Des propos qui font écho au tweet déjà très polémique publié par Elon Musk le 20 décembre dernier, dans lequel il assurait que « seule l’AfD » pouvait « sauver l’Allemagne ». Une sortie qui avait déjà créé un certain malaise, en pleine campagne électorale.
Contre-point éditorial
Signe de la gêne provoquée au sein même de la rédaction de Die Welt, le texte d’Elon Musk est accompagné d’une contre-tribune signée du nouveau rédacteur en chef Jan Philipp Burgard. Celui-ci n’hésite pas à affirmer qu' »un génie peut aussi se tromper » et que l’AfD est « un danger pour nos valeurs et notre économie ». Il rappelle aussi qu’un de ses dirigeants, Björn Höcke, a « été condamné à plusieurs reprises pour avoir utilisé un slogan nazi interdit ». Une tentative de rééquilibrage qui n’empêchera pas la polémique d’enfler.
De vives réactions indignées
Au-delà de la démission fracassante de Mme Kogel, la publication de cette tribune suscite de nombreuses réactions outrées. Andreas Audretsch, directeur de campagne des Verts, fustige une ingérence dans le débat démocratique :
Nous ne devons pas permettre aux Elon Musk de ce monde, à l’État chinois ou aux usines à trolls russes de saper nos démocraties en Europe.
Andreas Audretsch, directeur de campagne des Verts allemands
De son côté, l’Association des journalistes allemands (DJV) dénonce une tribune s’apparentant à de la « publicité électorale ». Selon son dirigeant Mika Beuster :
Les médias allemands ne doivent pas se permettre de se laisser manipuler comme porte-voix des autocrates et de leurs amis.
Mika Beuster, dirigeant de l’Association des journalistes allemands
L’AfD, un parti controversé
Classée à l’extrême droite de l’échiquier politique, l’AfD est un parti controversé en Allemagne. Actuellement créditée en moyenne de 19% des intentions de vote dans les sondages en vue des élections de février, elle semble surfer sur une dynamique favorable malgré les critiques récurrentes sur ses positions jugées xénophobes et anti-européennes.

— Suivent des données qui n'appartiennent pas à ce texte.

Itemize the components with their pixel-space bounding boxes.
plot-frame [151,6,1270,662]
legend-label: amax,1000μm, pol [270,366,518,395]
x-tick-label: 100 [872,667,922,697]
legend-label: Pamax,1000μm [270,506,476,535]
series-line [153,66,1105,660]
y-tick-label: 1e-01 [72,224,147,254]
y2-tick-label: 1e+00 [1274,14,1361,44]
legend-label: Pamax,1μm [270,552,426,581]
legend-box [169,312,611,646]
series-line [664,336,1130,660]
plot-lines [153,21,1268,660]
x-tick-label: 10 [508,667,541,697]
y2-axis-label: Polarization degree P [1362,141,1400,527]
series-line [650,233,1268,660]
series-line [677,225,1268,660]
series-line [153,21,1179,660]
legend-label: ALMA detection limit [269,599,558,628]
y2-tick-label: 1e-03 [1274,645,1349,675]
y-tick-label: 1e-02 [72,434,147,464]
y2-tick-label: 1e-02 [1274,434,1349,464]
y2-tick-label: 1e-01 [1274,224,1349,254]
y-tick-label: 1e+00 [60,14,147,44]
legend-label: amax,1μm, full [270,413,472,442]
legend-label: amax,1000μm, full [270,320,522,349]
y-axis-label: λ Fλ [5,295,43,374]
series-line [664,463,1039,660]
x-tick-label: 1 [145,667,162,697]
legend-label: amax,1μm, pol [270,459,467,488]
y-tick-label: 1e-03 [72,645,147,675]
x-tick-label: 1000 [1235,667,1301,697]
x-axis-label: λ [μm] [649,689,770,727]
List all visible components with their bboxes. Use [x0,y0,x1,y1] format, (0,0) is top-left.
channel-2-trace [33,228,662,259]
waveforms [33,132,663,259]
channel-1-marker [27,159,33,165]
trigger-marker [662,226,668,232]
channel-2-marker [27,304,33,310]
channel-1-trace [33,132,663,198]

Le soutien appuyé et réitéré d’Elon Musk, l’homme le plus riche du monde, apparaît dans ce contexte comme un coup de projecteur inattendu et potentiellement influent. D’autant plus qu’il intervient dans le journal Die Welt, propriété du groupe de presse le plus influent d’Allemagne, Axel Springer, qui comprend aussi le tabloïd Bild, le plus lu du pays.
Reste que cette prise de position très tranchée d’un acteur majeur de la tech mondiale suscite de nombreuses interrogations. Sur sa légitimité à intervenir de la sorte dans le débat politique d’un pays étranger, à quelques semaines d’une échéance électorale majeure. Mais aussi sur le positionnement de certains grands médias, prêts à offrir une tribune aussi exposée à ce type de discours, au risque de se voir accusés de faire le jeu de l’extrême droite.
Une chose est sûre : à un peu plus d’un mois du scrutin, l’Allemagne n’avait sans doute pas besoin de ce genre de polémique. Mais il faudra désormais composer avec ce soutien encombrant d’Elon Musk à l’AfD, qui aura au moins eu le mérite de révéler certaines fractures au sein du monde médiatique. Tout en offrant, qu’on le veuille ou non, un surcroît de visibilité en or à un parti qui surfe déjà sur des vents très porteurs.